As we had long forecast, the higher central banks raise interest rates, the lower the Merger and Acquisition trend… which hit record highs at the height of the COVID War in 2021 when interest rates sank and governments pumped in countless trillions to artificially prop up sinking economies. 

And as we have continued to detail, it is important to understand that M&A activity will continue to slow down as interest rates remain high. But as economic conditions worsen there will be more corporate defaults. 

This will bring revenues of struggling companies down, making it cheaper for the “Bigs” to buy out those in economic distress. This in turn will continue to shrink the competitive landscape in many business sectors.

Indeed, in today’s Wall Street Journal, the front page headline is “Wall Street Moves To Buy Properties At Bargain Prices.”

They go on to show how the Bigs are getting bigger by noting that “Wall Street firms are raising new funds to acquire office buildings, apartments and other troubled commercial real estate, looking to scoop up properties at a fraction of the price investors paid a few years ago.”

Yes, “Wall Street firms” = the U.S. money junkies who run the investment racket. 

Here are a few of the latest takeovers.


Takeovers in the biotech-pharma industry slumped last year but are on the upswing once again, even though mergers and acquisitions have cratered in other parts of the economy, The Wall Street Journal has found.

Big Pharma has a hoard of cash, some of it a windfall from the COVID vaccine campaign. Also, values of publicly-traded tech companies have fallen, making them ripe for picking.

“Large pharma still has a lot of cash and they have a lot of drugs that are going to go generic over the next five to 10 years,” Mike Perrone, a biotech analyst at Robert W. Baird, noted in a WSJ interview.

“The urgency by pharma goes up each year as you approach patent expirations,” Roderick Wong, chief investment officer at RTW Investments.

The giants will use their cash to buy new drugs that will remain under patents for years to come, and the companies that make those cash cows, locking up future profits while avoiding the tedium of finding, testing, and marketing new compounds.

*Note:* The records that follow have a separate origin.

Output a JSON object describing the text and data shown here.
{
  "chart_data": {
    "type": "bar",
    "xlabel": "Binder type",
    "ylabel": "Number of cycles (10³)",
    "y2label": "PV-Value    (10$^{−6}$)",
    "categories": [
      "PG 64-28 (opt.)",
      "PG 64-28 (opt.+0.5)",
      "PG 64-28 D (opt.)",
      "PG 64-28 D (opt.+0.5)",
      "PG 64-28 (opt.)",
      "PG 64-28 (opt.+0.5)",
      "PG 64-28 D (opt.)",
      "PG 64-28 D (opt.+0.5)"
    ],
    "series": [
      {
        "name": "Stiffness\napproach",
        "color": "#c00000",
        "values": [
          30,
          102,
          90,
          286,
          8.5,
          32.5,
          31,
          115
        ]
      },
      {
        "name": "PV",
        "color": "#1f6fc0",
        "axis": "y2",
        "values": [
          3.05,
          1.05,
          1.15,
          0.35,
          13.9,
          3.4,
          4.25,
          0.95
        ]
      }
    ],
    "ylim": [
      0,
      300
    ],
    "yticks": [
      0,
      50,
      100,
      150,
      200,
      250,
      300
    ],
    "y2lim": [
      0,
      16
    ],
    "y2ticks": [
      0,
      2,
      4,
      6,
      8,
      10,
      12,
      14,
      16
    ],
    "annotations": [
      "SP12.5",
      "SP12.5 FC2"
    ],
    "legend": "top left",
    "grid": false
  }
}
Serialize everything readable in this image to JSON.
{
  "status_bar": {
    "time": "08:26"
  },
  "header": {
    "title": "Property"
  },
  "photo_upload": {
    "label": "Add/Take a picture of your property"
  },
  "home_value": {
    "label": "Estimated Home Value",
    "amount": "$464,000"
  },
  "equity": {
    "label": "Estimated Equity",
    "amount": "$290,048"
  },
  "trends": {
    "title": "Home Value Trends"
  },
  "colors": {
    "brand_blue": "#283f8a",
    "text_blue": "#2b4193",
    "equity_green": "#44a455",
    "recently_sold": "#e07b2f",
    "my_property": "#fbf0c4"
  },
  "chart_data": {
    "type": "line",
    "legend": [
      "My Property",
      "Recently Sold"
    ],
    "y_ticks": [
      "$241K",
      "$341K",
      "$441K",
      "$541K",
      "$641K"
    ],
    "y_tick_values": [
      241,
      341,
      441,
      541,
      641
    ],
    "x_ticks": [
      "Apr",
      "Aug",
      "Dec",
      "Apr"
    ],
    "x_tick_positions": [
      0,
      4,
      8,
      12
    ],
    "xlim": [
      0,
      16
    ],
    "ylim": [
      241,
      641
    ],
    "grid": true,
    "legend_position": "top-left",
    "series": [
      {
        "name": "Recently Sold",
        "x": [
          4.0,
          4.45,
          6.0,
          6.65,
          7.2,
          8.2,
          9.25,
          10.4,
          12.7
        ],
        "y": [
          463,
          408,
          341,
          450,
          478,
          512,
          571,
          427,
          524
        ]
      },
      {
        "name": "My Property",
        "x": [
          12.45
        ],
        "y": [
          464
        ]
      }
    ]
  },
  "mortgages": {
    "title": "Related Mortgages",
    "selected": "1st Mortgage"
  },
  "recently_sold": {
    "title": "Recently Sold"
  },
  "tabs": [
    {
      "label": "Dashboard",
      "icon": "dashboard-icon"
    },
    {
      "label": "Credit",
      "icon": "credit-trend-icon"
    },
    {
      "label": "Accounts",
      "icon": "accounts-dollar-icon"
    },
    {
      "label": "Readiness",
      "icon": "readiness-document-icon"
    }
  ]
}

Biotech M&As during this year’s first half were worth $93 billion worldwide, teeing up 2023 to be the busiest year for such deals since 2019, which closed the year with $328 billion in takeovers, research firm Stifel Financial said.

Through July 11, there were 22 biotech deals in Europe and North America, each with equity values of more than $100 million in play, investment bank Leerink Partners said. This year could put at least 40 deals into the books, which would make it the busiest since 2017, according to the WSJ.


Tapestry Inc., the New York owner of luxury brands Coach New York and Kate Spade, is buying Capri Holdings for about $8.5 billion.

Capri owns luxury brands of its own, including Jimmy Choo, Michael Kors, and Versace.

Tapestry is seeking to build a U.S.-based luxury giant able to claim a greater share of the luxury goods market alongside European icons such as LVMH Moet Hennessy Louis Vuitton and Kering, according to Bloomberg.

“Scale appears to be more and more important in luxury, given the resources big conglomerates can put into growing their smaller brands,” Jelena Sokolova, a Morningstar analyst, said to Bloomberg.

Tapestry and Capri together booked more than $12 billion in global sales in the most recently completed fiscal year, Tapestry reported. During that period, LVMH reported about $87 billion; Kering trailed with around $23 billion.

Capri shareholders will receive $57 per share in cash, a premium of almost 65 percent to a recent close. The equity value of the deal is $6.69 billion, according to Reuters.

Capri’s share price jumped 56 percent on news of the deal. Tapestry’s stock lost 16 percent as investors worried about the $8-billion bridge loan it was taking to make the buy.

Weakening demand for luxury living “has put pressure on Tapestry and Capri, both of which are now looking to international markets to bolster growth,” Neil Saunders, managing director at data service GlobalData, said to Bloomberg. “There is more security in embarking on bold international plans as a larger entity.” 


Campbell Soup is expanding its waistline in the pasta sauce business, spending $2.7 billion to buy Soros Brands and its Rao lines of sauces.

Campbell already owns the lower-priced Prego pasta sauce label. 

Rao reported $878.4 million in net sales in 2022, reaping $67.8 million in net income. Analysts expect it to post net sales of $941.4 million this year, with a net profit of $75 million.

Campbell’s price puts a 27-percent premium on Sovos’ closing market price on 4 August.

News of the sale boosted Sovos’ share price 25 percent in 7 August trading but sent Campbell’s stock down 2 percent as investors worried about the new debt that will pay for the purchase.